Political analyst Flavio Morgenstern argues, “Lula has a very strong ideological appeal in a country contaminated by socialist ideas,” and adds, “he is the only character with charisma on the left, due to his already mythical past.”
That past troubles some. Political analyst Cristian Derosa argues: “If Lula is elected, the result will be the return of the strengthening of the Sao Paulo Forum bloc, an entity created by Lula and Fidel Castro to maintain the power of the left in Latin America.”
“In this project … Brazil has the role of main financier. During their administrations, Lula and [ex-president] Dilma carried out many projects in Venezuela and Cuba, such as ports and hydroelectric plants.”
Yet, Lula will likely not seek major changes that would jeopardize current U.S.-Brazil relations.
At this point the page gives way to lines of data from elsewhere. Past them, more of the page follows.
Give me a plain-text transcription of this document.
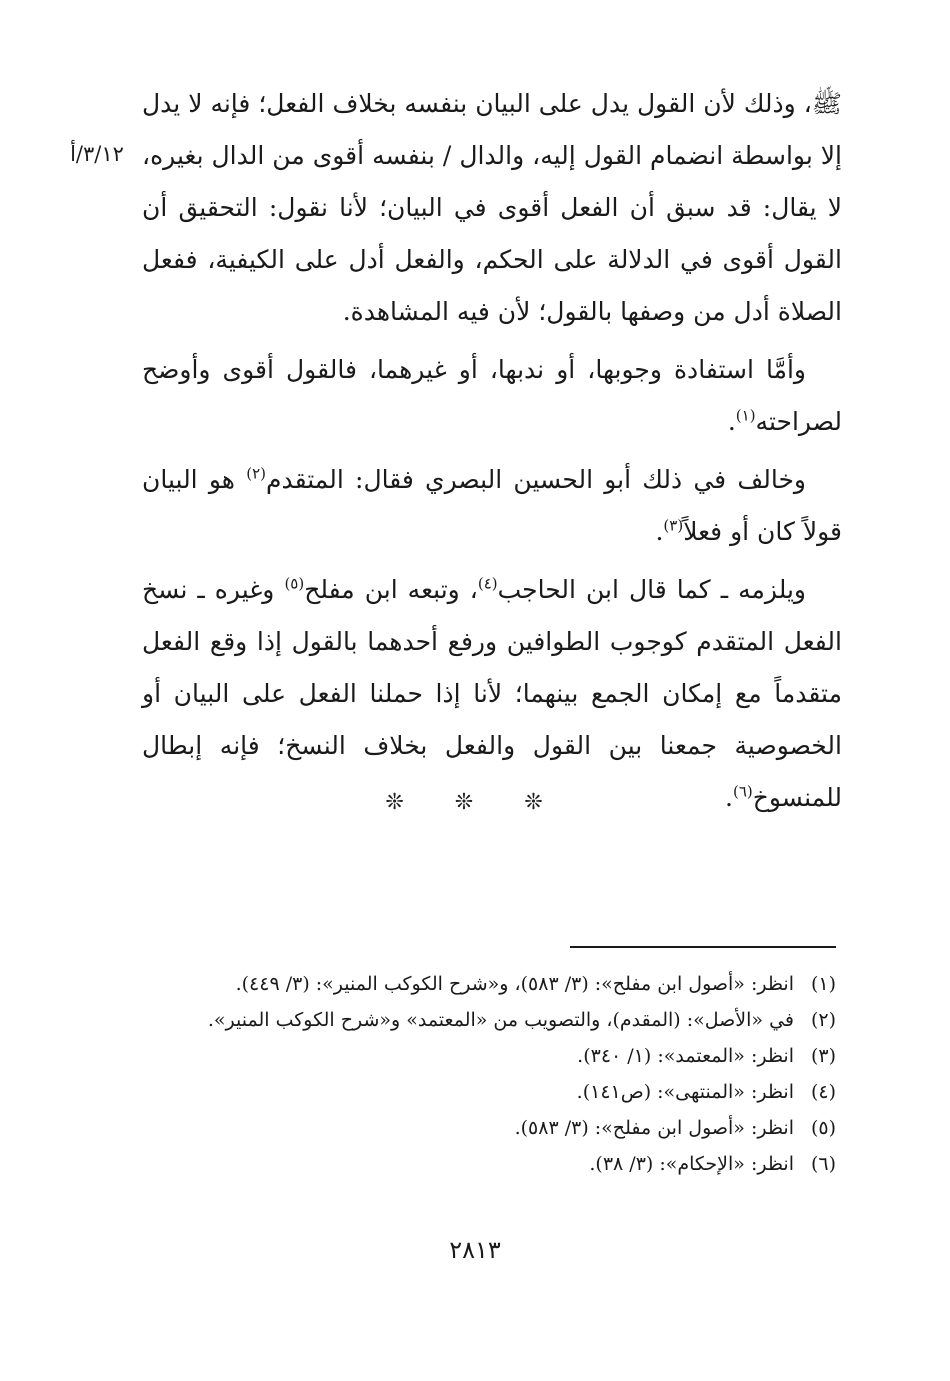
٣/١٢/أ

ﷺ، وذلك لأن القول يدل على البيان بنفسه بخلاف الفعل؛ فإنه لا يدل إلا بواسطة انضمام القول إليه، والدال / بنفسه أقوى من الدال بغيره، لا يقال: قد سبق أن الفعل أقوى في البيان؛ لأنا نقول: التحقيق أن القول أقوى في الدلالة على الحكم، والفعل أدل على الكيفية، ففعل الصلاة أدل من وصفها بالقول؛ لأن فيه المشاهدة.

وأمَّا استفادة وجوبها، أو ندبها، أو غيرهما، فالقول أقوى وأوضح لصراحته$^{(١)}$.

وخالف في ذلك أبو الحسين البصري فقال: المتقدم$^{(٢)}$ هو البيان قولاً كان أو فعلاً$^{(٣)}$.

ويلزمه ـ كما قال ابن الحاجب$^{(٤)}$، وتبعه ابن مفلح$^{(٥)}$ وغيره ـ نسخ الفعل المتقدم كوجوب الطوافين ورفع أحدهما بالقول إذا وقع الفعل متقدماً مع إمكان الجمع بينهما؛ لأنا إذا حملنا الفعل على البيان أو الخصوصية جمعنا بين القول والفعل بخلاف النسخ؛ فإنه إبطال للمنسوخ$^{(٦)}$.

❊ ❊ ❊
(١)
انظر: «أصول ابن مفلح»: (٣/ ٥٨٣)، و«شرح الكوكب المنير»: (٣/ ٤٤٩).
(٢)
في «الأصل»: (المقدم)، والتصويب من «المعتمد» و«شرح الكوكب المنير».
(٣)
انظر: «المعتمد»: (١/ ٣٤٠).
(٤)
انظر: «المنتهى»: (ص١٤١).
(٥)
انظر: «أصول ابن مفلح»: (٣/ ٥٨٣).
(٦)
انظر: «الإحكام»: (٣/ ٣٨).
٢٨١٣
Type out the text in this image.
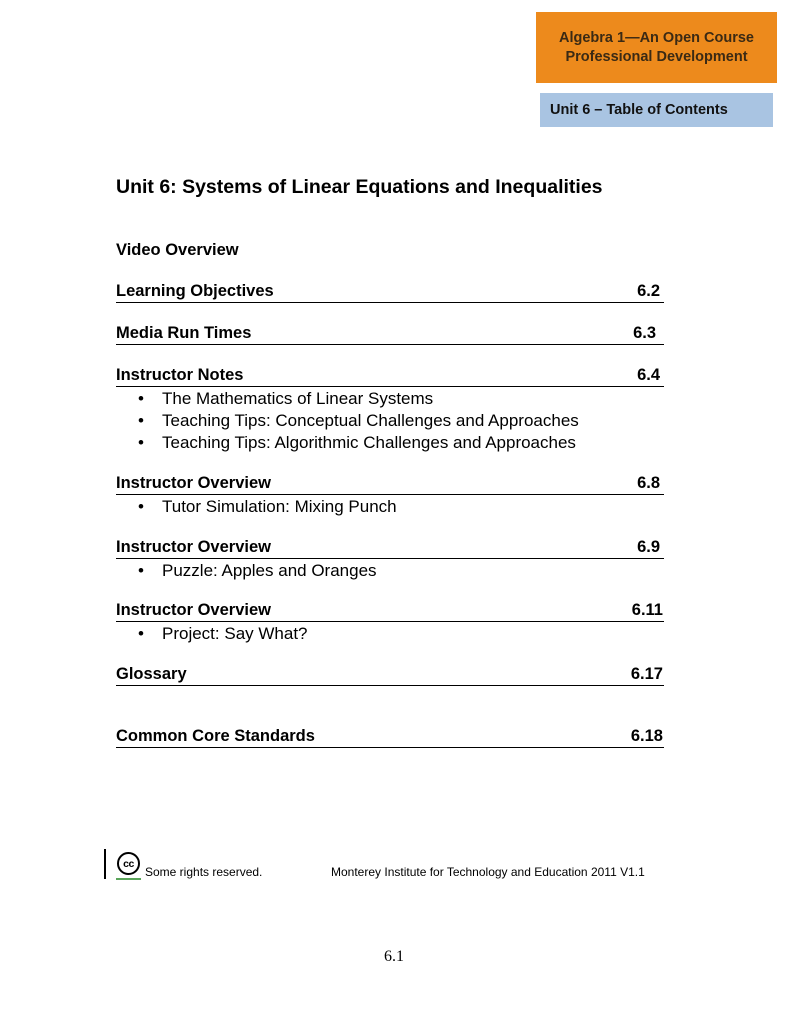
Algebra 1—An Open Course
Professional Development
Unit 6 – Table of Contents
Unit 6: Systems of Linear Equations and Inequalities
Video Overview
Learning Objectives	6.2
Media Run Times	6.3
Instructor Notes	6.4
• The Mathematics of Linear Systems
• Teaching Tips: Conceptual Challenges and Approaches
• Teaching Tips: Algorithmic Challenges and Approaches
Instructor Overview	6.8
• Tutor Simulation: Mixing Punch
Instructor Overview	6.9
• Puzzle: Apples and Oranges
Instructor Overview	6.11
• Project: Say What?
Glossary	6.17
Common Core Standards	6.18
cc
Some rights reserved.	Monterey Institute for Technology and Education 2011 V1.1
6.1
Derosa argues, “the political forces represented by Lula are anti-American by definition,” yet he notes that, “Lula is skilled in negotiations and has always maintained a posture of dialoguing with everyone. He wouldn’t make a trade break, but he will certainly prefer multilateral relations … he would hardly break with the U.S., even more so while the United States is governed by the Democratic Party.”
Morgenstern adds that, “with Biden, Lula would have an ally with some tension … his interest (in the U.S.) has always been purely economic,” but “Lula’s friends are enemies of even the American left … the communist dictatorships of Latin America, China, Russia, the Palestinian Authority.”
As to why Lula’s close association with dictatorships has never been wielded against him in Brazil, Morgenstern sees a significant difference between parties in Brazil and elsewhere: “The Brazilian ideological left really believes that ‘social inequality’ is the biggest problem in the universe, so it is a declared fan of dictatorships (Venezuela, Cuba, Nicaragua), unlike the American left.”
Brazilians head to the polls on October 2 and will have a second round on October 30 if no candidate wins 50%.